The train gathered speed and settled down to its perpetual choriambic statement: ‘What a to-do. What a to-do.’
Alleyn cautiously lowered the window-blind. The train was crossing the seaward end of a valley and the moon in its third quarter was riding the westward heavens. Its radiance emphasized the natural pallor of hills and trees and dramatized the shapes of rocks and mountains. With the immediate gesture of a shutter, a high bank obliterated this landscape. The train passed through a village and for two seconds Alleyn looked into a lamplit room where a woman watched a man inten
t over an early breakfast. What occupation got them up so soon? They were there, sharp in his vision, and were gone.
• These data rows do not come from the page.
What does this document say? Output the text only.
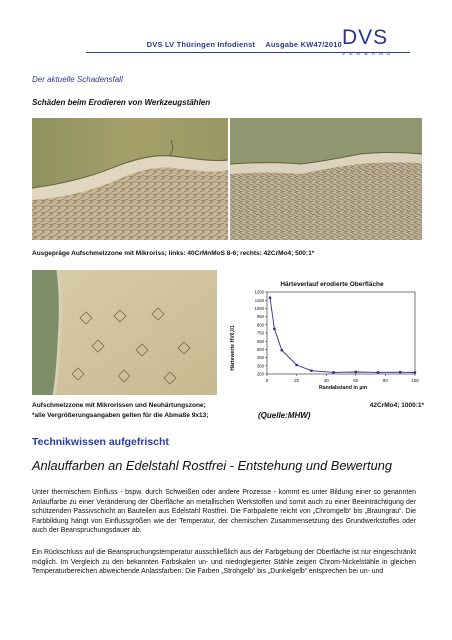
DVS LV Thüringen Infodienst Ausgabe KW47/2010 DVS
VERBAND
Der aktuelle Schadensfall
Schäden beim Erodieren von Werkzeugstählen
Ausgepräge Aufschmelzzone mit Mikroriss; links: 40CrMnMoS 8-6; rechts: 42CrMo4; 500:1*
Härteverlauf erodierte Oberfläche
Härtewerte HV0,01
Randabstand in µm
1250
1150
1050
950
850
750
650
550
450
350
250
0	20	40	60	80	100
Aufschmelzzone mit Mikrorissen und Neuhärtungszone;	42CrMo4; 1000:1*
*alle Vergrößerungsangaben gelten für die Abmaße 9x13;	(Quelle:MHW)
Technikwissen aufgefrischt
Anlauffarben an Edelstahl Rostfrei - Entstehung und Bewertung
Unter thermischem Einfluss - bspw. durch Schweißen oder andere Prozesse - kommt es unter Bildung einer so genannten Anlauffarbe zu einer Veränderung der Oberfläche an metallischen Werkstoffen und somit auch zu einer Beeinträchtigung der schützenden Passivschicht an Bauteilen aus Edelstahl Rostfrei. Die Farbpalette reicht von „Chromgelb“ bis „Braungrau“. Die Farbbildung hängt von Einflussgrößen wie der Temperatur, der chemischen Zusammensetzung des Grundwerkstoffes oder auch der Beanspruchungsdauer ab.
Ein Rückschluss auf die Beanspruchungstemperatur ausschließlich aus der Farbgebung der Oberfläche ist nur eingeschränkt möglich. Im Vergleich zu den bekannten Farbskalen un- und niedriglegierter Stähle zeigen Chrom-Nickelstähle in gleichen Temperaturbereichen abweichende Anlassfarben. Die Farben „Strohgelb“ bis „Dunkelgelb“ entsprechen bei un- und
He turned from the window wondering if Troy, who shared his pleasure in train journeys, was awake in her single berth next door. In twenty minutes he would go and see. In the meantime he hoped that, in the almost complete darkness, he could dress himself without making a disturbance. He began to do so, steadying himself against the lurch and swing of this small, noisy and unstable world.
‘Hallo.’ A treble voice ventured from the blackness of the lower bunk. ‘Are we getting out soon?’
‘Hallo,’ Alleyn rejoined. ‘No, go to sleep.’
‘I couldn’t be wakier. Matter of fac’ I’ve been awake pretty well all night.’
Alleyn groped for his shirt, staggered, barked his shin on the edge of his suitcase and swore under his breath.
‘Because,’ the treble voice continued, ‘if we aren’t getting out why are you dressing yourself?’
‘To be ready for when we are.’
‘I see,’ said the voice. ‘Is Mummy getting ready for getting out too?’
‘Not yet.’
‘Why?’
‘It’s not time.’
‘Is she asleep?’
‘I don’t know, old boy.’
‘Then how do you know she’s not getting ready?’
‘I don’t know, really. I just hope she’s not.’
‘Why?’
‘I want her to rest, and if you say why again I won’t answer.’
‘I see.’ There was a pause. The voice chuckled. ‘Why?’ it asked.
Alleyn had found his shirt. He now discovered that he had put it on inside out. He took it off.
‘If,’ the voice pursued, ‘I said a sensible why, would you answer, Daddy?’
‘It would have to be entirely sensible.’
‘Why are you getting up in the dark?’
‘I had hoped,’ Alleyn said bitterly, ‘that all little boys were fast asleep and I didn’t want to wake them.’
‘Because now you know, they aren’t asleep so why – ?’
‘You’re perfectly right,’ Alleyn said. The train rounded a curve and he ran with some violence against the door. He switched on the light and contemplated his son.